Потом услышал он звук отбиваемой косы и у самого комбайна наткнулся грудью на грузовик Еремушкина. Старик сладко спал, какая-то немолодая женщина с рыже-седыми волосами, выбивающимися из-под темного в крапинках шелкового платочка, при свете электрического фонаря принимала рапорты бригадиров. Это была Наталья Ивановна, председатель колхоза, как сразу же догадался Сергей. Решительные движения ее полных рук, громкий, командирский голос с низкими, мужскими нотами и багровое, темное на электрическом свету, жесткое и плотное лицо — все выражало сильный характер и непреклонность.
— Третья бригада у нас нынче отстала, — говорила она, взглядывая то на сводку, то на стоящих перед нею людей. — Если завтра не выравняешься, возьмем тебя, Крутиков, на буксир, так и знай.

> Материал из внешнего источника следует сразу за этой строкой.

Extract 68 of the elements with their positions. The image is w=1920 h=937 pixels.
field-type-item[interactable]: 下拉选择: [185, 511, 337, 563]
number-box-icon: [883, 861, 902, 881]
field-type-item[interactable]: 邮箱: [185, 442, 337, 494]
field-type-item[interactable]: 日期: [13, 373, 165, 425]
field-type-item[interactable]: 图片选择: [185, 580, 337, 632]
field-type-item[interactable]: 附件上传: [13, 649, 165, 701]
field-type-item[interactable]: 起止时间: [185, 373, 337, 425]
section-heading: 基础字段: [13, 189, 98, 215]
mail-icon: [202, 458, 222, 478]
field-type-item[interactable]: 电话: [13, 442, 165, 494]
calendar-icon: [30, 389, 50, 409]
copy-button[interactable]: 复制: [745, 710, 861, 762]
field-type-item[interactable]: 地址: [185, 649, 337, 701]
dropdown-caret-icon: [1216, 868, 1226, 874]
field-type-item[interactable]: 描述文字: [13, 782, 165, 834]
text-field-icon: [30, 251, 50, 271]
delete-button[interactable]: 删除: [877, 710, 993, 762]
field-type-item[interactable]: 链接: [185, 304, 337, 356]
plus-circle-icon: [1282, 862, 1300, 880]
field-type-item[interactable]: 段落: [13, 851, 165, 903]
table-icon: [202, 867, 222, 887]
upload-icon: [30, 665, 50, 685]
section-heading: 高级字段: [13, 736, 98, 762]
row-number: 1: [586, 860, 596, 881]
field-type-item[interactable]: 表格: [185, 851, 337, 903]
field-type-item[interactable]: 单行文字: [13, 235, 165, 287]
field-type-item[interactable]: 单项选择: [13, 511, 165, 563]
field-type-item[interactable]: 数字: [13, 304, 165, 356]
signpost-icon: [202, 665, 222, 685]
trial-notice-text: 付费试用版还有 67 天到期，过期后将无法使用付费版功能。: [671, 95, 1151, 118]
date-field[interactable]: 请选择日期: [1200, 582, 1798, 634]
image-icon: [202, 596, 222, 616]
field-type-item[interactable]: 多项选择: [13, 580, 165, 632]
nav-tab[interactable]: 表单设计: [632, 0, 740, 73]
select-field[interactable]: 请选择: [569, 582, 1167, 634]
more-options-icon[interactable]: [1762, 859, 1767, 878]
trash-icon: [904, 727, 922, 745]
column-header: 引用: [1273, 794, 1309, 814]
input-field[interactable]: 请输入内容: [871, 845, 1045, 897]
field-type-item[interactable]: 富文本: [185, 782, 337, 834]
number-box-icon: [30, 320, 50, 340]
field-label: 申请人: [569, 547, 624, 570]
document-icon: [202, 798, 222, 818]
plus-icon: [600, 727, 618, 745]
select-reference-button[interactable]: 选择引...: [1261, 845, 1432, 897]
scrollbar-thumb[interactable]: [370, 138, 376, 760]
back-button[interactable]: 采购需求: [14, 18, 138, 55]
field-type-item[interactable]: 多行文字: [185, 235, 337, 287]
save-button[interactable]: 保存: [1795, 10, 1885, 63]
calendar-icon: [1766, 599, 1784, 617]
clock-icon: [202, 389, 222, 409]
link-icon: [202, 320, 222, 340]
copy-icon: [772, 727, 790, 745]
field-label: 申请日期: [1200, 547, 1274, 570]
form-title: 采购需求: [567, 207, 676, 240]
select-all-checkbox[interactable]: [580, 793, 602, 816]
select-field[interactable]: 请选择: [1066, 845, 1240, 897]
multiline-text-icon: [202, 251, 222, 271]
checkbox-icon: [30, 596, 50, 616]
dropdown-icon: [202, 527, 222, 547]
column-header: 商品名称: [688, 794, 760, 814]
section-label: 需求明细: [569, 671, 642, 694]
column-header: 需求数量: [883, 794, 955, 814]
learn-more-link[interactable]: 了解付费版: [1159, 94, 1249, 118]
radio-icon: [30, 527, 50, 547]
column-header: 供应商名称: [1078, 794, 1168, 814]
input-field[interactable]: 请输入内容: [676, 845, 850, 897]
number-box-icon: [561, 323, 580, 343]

Крутиков-отец молча развел руками.
— Воду кто сегодня доставлял в поле?
— Я доставлял, — осторожно выступил вперед крохотный худенький старичок с бородкой хвостиком.
— Скощу наполовину твои трудодни, Иван Данилыч. Люди неумытые, чаю скипятить нельзя, ужинали всухую. Что за пустыню Сахару развел?
— При чем тут, Наталья Ивановна, пустыня Сахара, если Крутиков у меня последнюю кобыленку забрал! Не на себе ж носить, как вы считаете?